Best for: Golfers combining Venice with something genuinely unusual. Links-style conditions in Italy.
Terre dei Consoli Golf Club
Robert von Hagge built Terre dei Consoli on the volcanic plateau north of Rome with an American resort sensibility: generous landing areas, dramatic bunkering, and water features on nine holes. The design takes its character from the surrounding Lazio countryside — lava stone walls, umbrella pine groupings, and the distant profile of Monte Cimino — rather than from architectural ambition alone. It lacks the prestige of Biella or Castelconturbia but it is genuinely enjoyable to play, well maintained, and realistically priced for visitors staying in Rome. Adding a round here to a Rome city trip requires a 40-minute drive up the Via Cassia; manageable before or after the main sightseeing schedule.

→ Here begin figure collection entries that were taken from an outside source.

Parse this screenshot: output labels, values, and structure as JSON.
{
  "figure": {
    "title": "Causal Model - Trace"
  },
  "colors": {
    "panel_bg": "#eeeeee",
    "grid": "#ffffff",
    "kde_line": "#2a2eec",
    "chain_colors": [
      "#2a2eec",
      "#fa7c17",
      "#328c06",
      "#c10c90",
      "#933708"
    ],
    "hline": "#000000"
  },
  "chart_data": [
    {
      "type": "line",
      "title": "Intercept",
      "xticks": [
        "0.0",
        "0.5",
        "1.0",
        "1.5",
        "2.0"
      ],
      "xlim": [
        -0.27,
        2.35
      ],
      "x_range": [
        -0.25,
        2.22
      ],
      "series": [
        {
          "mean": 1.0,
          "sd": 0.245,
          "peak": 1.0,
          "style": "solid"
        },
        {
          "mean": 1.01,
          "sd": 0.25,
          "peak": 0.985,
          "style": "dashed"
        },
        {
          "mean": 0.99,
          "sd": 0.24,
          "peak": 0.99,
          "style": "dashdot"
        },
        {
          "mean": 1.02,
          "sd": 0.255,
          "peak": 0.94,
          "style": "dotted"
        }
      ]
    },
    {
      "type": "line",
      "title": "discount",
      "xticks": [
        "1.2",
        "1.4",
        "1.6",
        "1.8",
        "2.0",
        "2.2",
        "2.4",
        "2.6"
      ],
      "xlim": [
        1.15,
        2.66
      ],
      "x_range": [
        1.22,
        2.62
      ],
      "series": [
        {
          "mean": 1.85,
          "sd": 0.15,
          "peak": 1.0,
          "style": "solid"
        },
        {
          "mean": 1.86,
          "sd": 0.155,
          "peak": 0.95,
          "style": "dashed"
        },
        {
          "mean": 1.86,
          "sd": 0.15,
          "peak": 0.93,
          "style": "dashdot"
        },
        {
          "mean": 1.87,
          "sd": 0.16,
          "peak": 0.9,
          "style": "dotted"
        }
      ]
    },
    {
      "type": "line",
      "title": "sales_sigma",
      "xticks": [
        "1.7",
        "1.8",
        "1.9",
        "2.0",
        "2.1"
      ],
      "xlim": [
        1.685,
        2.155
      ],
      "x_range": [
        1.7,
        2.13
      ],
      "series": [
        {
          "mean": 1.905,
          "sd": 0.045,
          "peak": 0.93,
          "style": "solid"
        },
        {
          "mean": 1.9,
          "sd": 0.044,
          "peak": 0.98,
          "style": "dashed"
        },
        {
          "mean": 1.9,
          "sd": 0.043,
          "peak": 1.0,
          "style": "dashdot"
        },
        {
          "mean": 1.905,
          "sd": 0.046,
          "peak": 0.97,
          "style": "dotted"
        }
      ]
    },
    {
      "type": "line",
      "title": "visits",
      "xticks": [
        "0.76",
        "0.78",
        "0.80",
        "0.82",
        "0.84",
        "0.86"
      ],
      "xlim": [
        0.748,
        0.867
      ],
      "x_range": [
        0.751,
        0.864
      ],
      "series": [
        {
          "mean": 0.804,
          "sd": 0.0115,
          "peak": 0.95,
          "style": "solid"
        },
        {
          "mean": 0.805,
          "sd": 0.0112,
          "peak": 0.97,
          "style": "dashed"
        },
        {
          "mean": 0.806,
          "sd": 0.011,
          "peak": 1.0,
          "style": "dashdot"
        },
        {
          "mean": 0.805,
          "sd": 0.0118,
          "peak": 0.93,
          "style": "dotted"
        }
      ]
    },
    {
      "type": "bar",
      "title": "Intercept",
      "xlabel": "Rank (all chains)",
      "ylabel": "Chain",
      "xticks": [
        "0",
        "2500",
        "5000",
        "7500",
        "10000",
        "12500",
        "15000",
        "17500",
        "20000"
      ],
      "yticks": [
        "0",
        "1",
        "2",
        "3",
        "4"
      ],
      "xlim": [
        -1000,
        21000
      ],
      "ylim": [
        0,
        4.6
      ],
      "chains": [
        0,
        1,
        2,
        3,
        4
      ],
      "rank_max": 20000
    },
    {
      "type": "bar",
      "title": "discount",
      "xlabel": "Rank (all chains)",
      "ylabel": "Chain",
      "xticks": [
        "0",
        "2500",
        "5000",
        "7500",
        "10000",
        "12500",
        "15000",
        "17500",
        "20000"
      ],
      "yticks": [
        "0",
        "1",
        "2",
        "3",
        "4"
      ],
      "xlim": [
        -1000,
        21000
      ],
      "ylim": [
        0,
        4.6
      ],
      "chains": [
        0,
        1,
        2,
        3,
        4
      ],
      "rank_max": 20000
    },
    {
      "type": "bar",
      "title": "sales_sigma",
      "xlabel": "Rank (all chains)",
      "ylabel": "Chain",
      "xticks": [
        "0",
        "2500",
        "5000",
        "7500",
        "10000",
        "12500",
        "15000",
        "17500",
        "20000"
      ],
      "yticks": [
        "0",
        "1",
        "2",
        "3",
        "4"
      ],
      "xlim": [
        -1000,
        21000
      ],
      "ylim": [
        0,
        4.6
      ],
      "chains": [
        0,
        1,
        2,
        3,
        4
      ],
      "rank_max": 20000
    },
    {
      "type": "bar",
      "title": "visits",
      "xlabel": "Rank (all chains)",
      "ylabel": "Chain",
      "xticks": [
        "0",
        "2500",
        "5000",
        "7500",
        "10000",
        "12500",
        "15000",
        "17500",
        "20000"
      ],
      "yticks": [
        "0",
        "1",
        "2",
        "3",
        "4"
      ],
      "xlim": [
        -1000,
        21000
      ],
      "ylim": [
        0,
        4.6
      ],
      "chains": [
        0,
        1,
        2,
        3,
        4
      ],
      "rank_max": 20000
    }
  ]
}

Best for: Golfers on a Rome trip who want a proper round rather than a hotel-adjacent executive course.
How to plan an Italy golf trip
The geography of Italian golf makes multi-destination trips slightly more complex than Portugal or Spain. Piedmont is the standout region: Biella, Castelconturbia, Bogogno, and I Roveri are all within 90 minutes of Turin Caselle airport, making a five-round week entirely workable from a single base. Milan Malpensa gives access to the same courses plus Le Robinie and a handful of Lombardy options, with the obvious advantage of a major international hub.
Rome is a different proposition. Marco Simone and Terre dei Consoli give you two rounds of genuine quality within 40 minutes of the city centre. Adding a third from the Umbria or Lazio coast extends the trip nicely, but Rome-based golf is best combined with three or four days of sightseeing rather than treated as a pure golf week.

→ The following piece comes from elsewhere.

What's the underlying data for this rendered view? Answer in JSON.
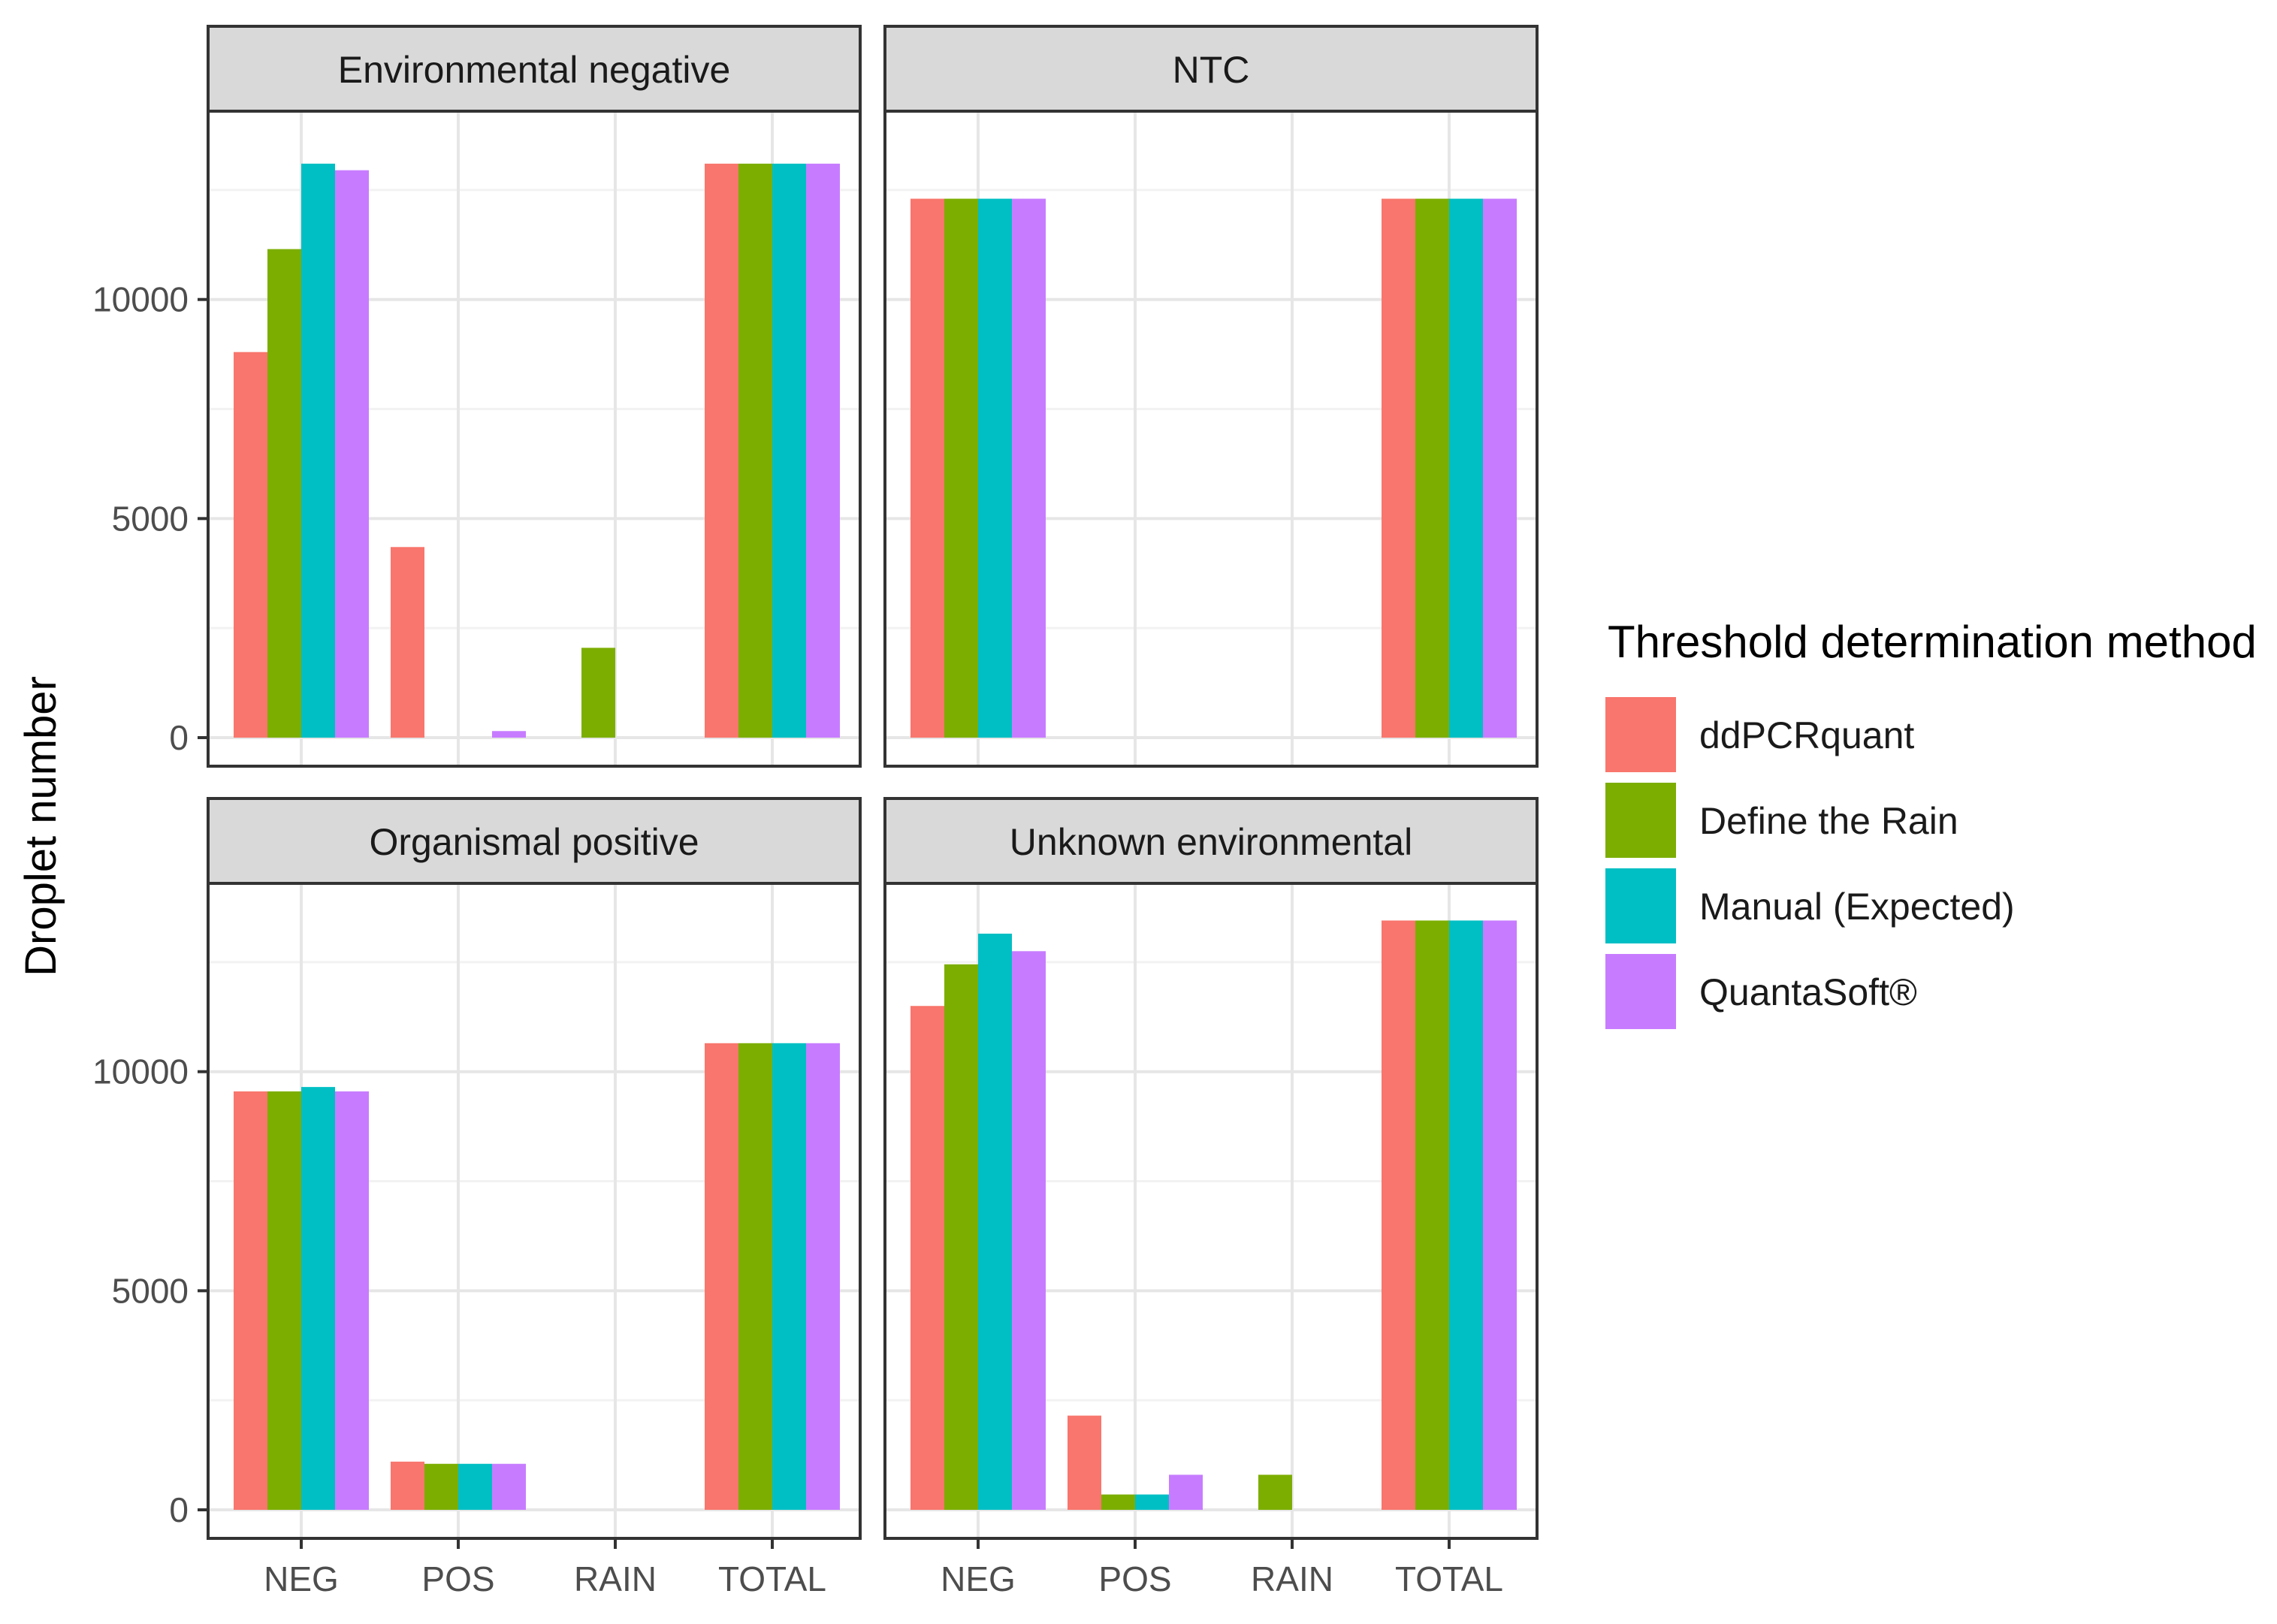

Best months: April, May, September, and October. The summer heat — particularly in Lazio and Tuscany — makes July and August uncomfortable for afternoon rounds. Piedmont is more forgiving in summer given its altitude, but even there, early morning tee times are advisable. The shoulder seasons deliver cooler temperatures, softer fairways after any autumn rain, and less competition for tee times at the private clubs.
Private club access: Four courses on this list — Biella, Castelconturbia, I Roveri, and Golf Club Venezia — operate as genuine private clubs requiring either membership or a letter of introduction from your home club. This is not a serious obstacle but it requires advance organisation. Booking through DGE removes the friction entirely; we have established relationships with the secretariats of all four clubs and arrange visitor access as part of any Italy itinerary.
Travel logistics: Renting a car is strongly advisable for any Piedmont golf trip. Train connections between Turin and the Novara area exist but require onward taxis to most courses. For Rome, a driver service makes more sense given parking constraints in the city itself. A structured itinerary with transfers built in from the outset prevents the kind of logistical drift that turns good golf trips into frustrating ones.